The Central Bank of Nigeria (CBN) has
approved an initial N152 billion loan under its newly set up N300
billion Real Sector Support Fund (RSSF) for disbursements to five
projects, BusinessDay has gathered.
RSSF was established as part of the
efforts to unlock the potential of the real sector to engender output
growth, value added productivity and job creation and complements the
CBN’s existing schemes and interventions in development agenda.
Details of the approved projects are not
yet known, but the RSSF targets real sector activities in
manufacturing, agricultural value chain and selected service
sub-sectors.
The Facility specifically targets to
support large enterprises for startups and expansion financing needs of
N500 million up to a maximum of N10.0 billion.
According to the CBN, loans under the
fund come at an all-in Interest rate/charge of nine percent per annum,
payable on quarterly basis.
The CBN will be entitled to earn three percent as interest, while the banks the disbursing will get a six percent spread.

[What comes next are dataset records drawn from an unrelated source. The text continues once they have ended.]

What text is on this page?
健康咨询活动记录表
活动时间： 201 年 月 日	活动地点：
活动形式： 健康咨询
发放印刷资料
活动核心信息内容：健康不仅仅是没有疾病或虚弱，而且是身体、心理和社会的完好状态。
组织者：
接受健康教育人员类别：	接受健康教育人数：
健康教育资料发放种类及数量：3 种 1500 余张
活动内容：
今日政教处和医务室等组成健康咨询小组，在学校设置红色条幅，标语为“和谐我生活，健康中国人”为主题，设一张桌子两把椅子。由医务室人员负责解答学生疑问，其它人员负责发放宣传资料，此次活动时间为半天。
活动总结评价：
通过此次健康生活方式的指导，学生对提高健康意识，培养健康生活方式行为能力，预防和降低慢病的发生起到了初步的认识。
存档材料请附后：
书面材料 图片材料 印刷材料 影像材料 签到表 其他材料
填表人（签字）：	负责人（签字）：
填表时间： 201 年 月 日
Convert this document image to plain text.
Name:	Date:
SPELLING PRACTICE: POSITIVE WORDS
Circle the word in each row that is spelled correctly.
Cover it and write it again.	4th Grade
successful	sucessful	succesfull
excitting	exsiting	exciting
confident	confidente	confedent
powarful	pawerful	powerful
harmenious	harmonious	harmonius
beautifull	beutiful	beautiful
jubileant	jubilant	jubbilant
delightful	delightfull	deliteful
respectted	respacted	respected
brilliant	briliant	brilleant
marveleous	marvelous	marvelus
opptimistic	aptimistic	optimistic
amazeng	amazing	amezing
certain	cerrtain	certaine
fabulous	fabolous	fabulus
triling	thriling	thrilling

Repayments under this facility are
amortised. As contained in the guidelines which are subject to review,
the loans are supposed to have a maximum tenor of 15 years, depending on
the complexity of the project and will terminate on 31st December,
2030. Each project tenor will be determined in relation to its cash flow
and life of the underlying collateral.
The facility allows for moratorium of one year in the loan repayment schedule.
Ibrahim Muazu, Director Corporate
Communications, CBN, confirmed last month that disbursements of the
facility were yet to start, even though over 200 received
applications were being reviewed at the time.
Set up in March, the facility is to
improve access to finance by Nigerian SMEs to fast-track the development
of the manufacturing, agricultural value chain and services sub-sectors
of the Nigerian economy. Trading activities are not accommodated under
the facility.
The CBN is also hopeful that it would
help increase output, generate employment, diversify the revenue base,
increase foreign exchange earnings and provide inputs for the industrial
sector on a sustainable basis.
To qualify, a borrower must be an entity
falling within the definition of an SME and/or manufacturer, and wholly
owned and managed Nigerian private limited company registered under the
Companies and Allied Matters Act of 1990.
It must also be a legal
business operated as a sole proprietorship and be a member of the
relevant Organised Private Sector Associations such as MAN, NASME,
NACCIMA, NASSI e.t.c.
“The borrower shall utilise the funds
granted under the facility for the purpose for which it was granted;
insure the project being financed; adhere strictly to the terms and
conditions of the facility; make the project and records available for
inspection/verification by the CBN, as well as comply with the
guidelines of the facility,” the CBN warned.